Nach deutschem Arbeitsrecht gibt es drei Arten von Bereitschaften: die Arbeitsbereitschaft, den Bereitschaftsdienst und die Rufbereitschaft: 

Arbeitsbereitschaft

Von Arbeitsbereitschaft spricht man, wenn sich der Arbeitnehmer am Arbeitsplatz aufhält und jederzeit bereit ist, aus dem Zustand der Entspannung und der wachen Aufmerksamkeit (BAG, Urteil vom 19.12.1991 – Az. 6 AZR 592/89) seine Arbeit aufzunehmen. Dies trifft z. B. auf einen Taxifahrer zu, der auf einen Kunden wartet. Nach ArbZG gilt die Arbeitsbereitschaft als Arbeitszeit. 

Bereitschaftsdienst

Während des Bereitschaftsdienstes muss sich der Arbeitnehmer in den Räumen des Betriebs aufhalten, denn die Zeitvorgabe des Arbeitgebers zwischen der Anordnung und der Aufnahme des Dienstes ist sehr eng. Sie beträgt meist 20 Minuten (vgl. BAG, Urteile vom 19.12.1991 – Az. 6 AZR 592/89 und vom 31.01.2002 – Az. 6 AZR 214/00). Nach aktueller Rechtslage gilt der Bereitschaftsdienst als Arbeitszeit. 

Rufbereitschaft

Im Gegensatz zum Bereitschaftsdienst muss sich der Arbeitnehmer während der Rufbereitschaft nicht in den Betriebsräumen aufhalten. Er muss lediglich per Handy, Telefon oder Pieper erreichbar sein, um auf Abruf schnell seine Arbeit aufnehmen zu können. Wie schnell dies zu erfolgen hat, sollte idealerweise vorab arbeitsvertraglich vereinbart werden.

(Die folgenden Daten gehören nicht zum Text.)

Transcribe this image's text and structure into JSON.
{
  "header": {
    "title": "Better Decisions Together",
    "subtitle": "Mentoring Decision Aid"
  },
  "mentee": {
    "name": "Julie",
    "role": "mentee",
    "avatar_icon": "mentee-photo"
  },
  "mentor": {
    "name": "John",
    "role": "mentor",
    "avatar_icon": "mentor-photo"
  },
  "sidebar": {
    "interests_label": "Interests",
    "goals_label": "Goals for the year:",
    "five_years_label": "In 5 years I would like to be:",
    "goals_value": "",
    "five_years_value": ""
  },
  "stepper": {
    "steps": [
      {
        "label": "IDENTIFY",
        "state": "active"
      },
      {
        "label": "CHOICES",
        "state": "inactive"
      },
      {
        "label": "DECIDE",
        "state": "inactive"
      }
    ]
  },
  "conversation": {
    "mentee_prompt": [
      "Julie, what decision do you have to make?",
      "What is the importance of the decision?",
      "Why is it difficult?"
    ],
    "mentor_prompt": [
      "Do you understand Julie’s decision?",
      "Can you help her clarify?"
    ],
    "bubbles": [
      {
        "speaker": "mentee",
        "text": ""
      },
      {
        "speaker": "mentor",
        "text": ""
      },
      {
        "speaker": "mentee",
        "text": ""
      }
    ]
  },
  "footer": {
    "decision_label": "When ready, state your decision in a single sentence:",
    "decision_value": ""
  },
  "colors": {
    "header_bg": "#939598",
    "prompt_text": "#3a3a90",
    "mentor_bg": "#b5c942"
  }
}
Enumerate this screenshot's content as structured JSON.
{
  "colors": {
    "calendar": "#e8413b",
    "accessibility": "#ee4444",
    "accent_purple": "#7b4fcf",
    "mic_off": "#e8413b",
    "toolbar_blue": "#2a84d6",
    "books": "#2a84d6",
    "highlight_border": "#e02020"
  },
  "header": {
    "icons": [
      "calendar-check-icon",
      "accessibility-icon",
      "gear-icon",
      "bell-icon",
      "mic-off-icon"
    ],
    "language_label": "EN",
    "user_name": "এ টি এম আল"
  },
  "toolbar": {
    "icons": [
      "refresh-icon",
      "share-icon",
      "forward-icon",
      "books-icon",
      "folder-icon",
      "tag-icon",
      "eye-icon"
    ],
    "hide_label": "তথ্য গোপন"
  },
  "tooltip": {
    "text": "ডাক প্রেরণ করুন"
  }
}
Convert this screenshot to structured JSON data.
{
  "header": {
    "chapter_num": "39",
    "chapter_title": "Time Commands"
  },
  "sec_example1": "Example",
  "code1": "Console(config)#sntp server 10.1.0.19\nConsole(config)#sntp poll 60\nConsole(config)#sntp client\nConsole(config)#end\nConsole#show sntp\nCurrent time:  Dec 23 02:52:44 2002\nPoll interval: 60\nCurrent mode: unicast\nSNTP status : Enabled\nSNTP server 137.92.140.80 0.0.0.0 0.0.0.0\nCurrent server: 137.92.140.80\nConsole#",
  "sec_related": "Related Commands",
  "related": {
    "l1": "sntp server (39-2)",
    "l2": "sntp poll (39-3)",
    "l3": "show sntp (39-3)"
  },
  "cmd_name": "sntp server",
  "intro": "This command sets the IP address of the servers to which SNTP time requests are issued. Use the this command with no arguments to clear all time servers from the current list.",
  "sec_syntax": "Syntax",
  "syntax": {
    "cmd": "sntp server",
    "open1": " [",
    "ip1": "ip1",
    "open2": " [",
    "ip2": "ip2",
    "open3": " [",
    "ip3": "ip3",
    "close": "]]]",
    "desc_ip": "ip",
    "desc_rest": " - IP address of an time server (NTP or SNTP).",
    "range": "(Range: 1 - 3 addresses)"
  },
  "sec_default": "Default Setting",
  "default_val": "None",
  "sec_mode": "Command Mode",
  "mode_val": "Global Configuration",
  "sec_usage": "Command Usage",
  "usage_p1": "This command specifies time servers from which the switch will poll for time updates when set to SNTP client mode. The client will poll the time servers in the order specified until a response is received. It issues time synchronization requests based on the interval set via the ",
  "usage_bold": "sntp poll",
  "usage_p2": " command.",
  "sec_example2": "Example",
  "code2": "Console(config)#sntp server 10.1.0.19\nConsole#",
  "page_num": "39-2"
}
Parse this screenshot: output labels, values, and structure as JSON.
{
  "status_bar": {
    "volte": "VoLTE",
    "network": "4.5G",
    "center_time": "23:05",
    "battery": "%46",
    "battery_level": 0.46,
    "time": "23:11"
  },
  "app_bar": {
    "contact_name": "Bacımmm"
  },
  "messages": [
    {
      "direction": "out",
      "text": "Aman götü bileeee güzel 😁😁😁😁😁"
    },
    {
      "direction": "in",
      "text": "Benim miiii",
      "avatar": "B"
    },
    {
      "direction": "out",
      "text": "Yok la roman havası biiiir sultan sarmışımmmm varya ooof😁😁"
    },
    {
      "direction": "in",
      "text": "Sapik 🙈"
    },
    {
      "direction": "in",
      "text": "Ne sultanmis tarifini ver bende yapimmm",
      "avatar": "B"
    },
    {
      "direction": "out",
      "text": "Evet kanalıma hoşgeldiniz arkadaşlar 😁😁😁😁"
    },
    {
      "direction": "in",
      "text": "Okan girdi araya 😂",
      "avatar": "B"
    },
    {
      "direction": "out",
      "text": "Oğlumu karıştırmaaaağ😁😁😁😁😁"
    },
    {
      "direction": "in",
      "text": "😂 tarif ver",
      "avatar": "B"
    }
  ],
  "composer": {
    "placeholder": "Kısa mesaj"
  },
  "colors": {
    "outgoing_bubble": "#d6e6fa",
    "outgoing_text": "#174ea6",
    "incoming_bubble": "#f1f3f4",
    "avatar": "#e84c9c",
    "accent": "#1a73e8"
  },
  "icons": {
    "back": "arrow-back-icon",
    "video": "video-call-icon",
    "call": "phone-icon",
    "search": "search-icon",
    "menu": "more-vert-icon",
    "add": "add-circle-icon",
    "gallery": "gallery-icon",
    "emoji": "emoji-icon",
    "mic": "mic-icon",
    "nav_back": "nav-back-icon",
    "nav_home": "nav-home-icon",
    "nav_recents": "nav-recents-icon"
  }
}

Wie im aktuellen EuGH-Urteil deutlich wird, liegt Rufbereitschaft jedoch nur dann vor, wenn der Arbeitnehmer frei über seinen Aufenthaltsort bestimmen kann. Kann er das nicht, liegt keine Rufbereitschaft, sondern eine der anderen Bereitschaften vor. 

Wie wird Bereitschaftszeit vergütet?

Bereitschaftszeiten – also Zeiten, in denen sich der Arbeitnehmer an einem vom Arbeitgeber bestimmten Ort (egal ob innerhalb oder außerhalb des Betriebs) bereithalten muss, um seine Arbeit jederzeit wieder aufzunehmen, werden mit dem Mindestlohn entlohnt. Diese Grundsatzentscheidung traf das Bundesarbeitsgericht (BAG) in seinem Urteil vom 29. Juni 2016 (BAG, Urteil vom 29.06.2016 – Az. 5 AZR 716/15).